Asked if he has had any contact with Musk on how he would run NASA, Isaacman said “not at all,” and that his loyalty is to NASA, not contractors such as SpaceX – “they’re the contractors, NASA is the customer. They work for us, not the other way around.”

Contracts With SpaceX

SpaceX has roughly $15 billion worth of NASA contracts, offering the agency its only U.S. ride for astronauts to space and a moon lander that will land crews on the moon later this decade.

Isaacman also told senators he does not see why the International Space Station, the 25-year-old science lab in space, should be deorbited before the current plan of 2030 – when NASA hopes to replace it with private space stations.

Musk has called for the station to be deorbited in 2027 to focus on Mars, a surprise position that angered Cruz, according to three people familiar with his thinking.

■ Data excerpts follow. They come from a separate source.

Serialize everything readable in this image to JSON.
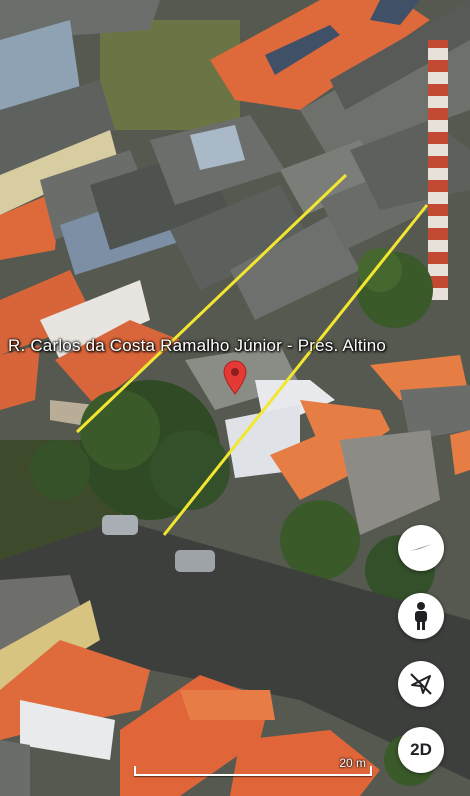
{
  "map": {
    "street_label": "R. Carlos da Costa Ramalho Júnior - Pres. Altino",
    "pin_icon": "location-pin-icon",
    "pin_color": "#e53935",
    "measure_line_color": "#f2e631",
    "roof_tile_color": "#e0663a"
  },
  "controls": {
    "compass_icon": "compass-icon",
    "street_view_icon": "pegman-icon",
    "tilt_icon": "tilt-toggle-icon",
    "view_mode_label": "2D"
  },
  "scale": {
    "label": "20 m"
  }
}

SpaceX has a contract to deorbit the ISS in 2030.

The four astronauts assigned to NASA’s Artemis 2 mission – which involves a fly-by of the moon in 2026 before a subsequent moon landing mission – had front row seats in the hearing.

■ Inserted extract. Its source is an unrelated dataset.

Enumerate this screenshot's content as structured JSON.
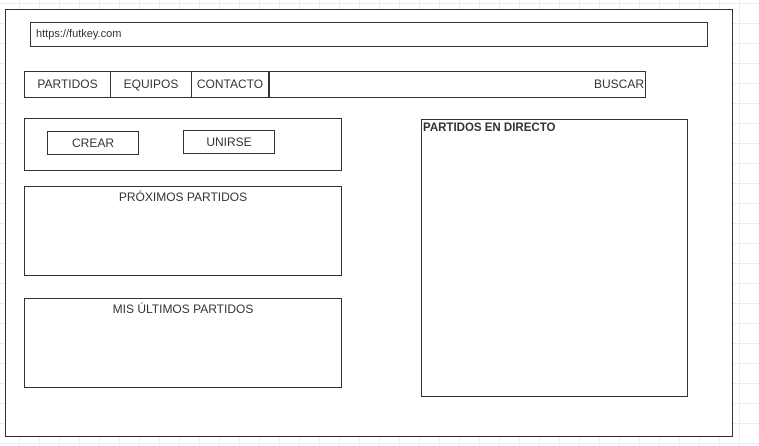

As a Musk ally and astronaut on novel SpaceX missions, Isaacman would reinforce NASA’s strategy of depending on private companies for accessing space as a commercial service – a model that threatens space programs held by established contractors like Boeing and Northrop Grumman, the two main builders of SLS.

Isaacman’s background has won him the endorsement from a key industry group representing more than 85 space companies as well as 28 former astronauts.

While NASA’s last two leaders were seasoned politicians who proved effective in navigating the agency’s funders in Congress, Isaacman has no political experience, though during the hearing he cast his unusual background as an advantage.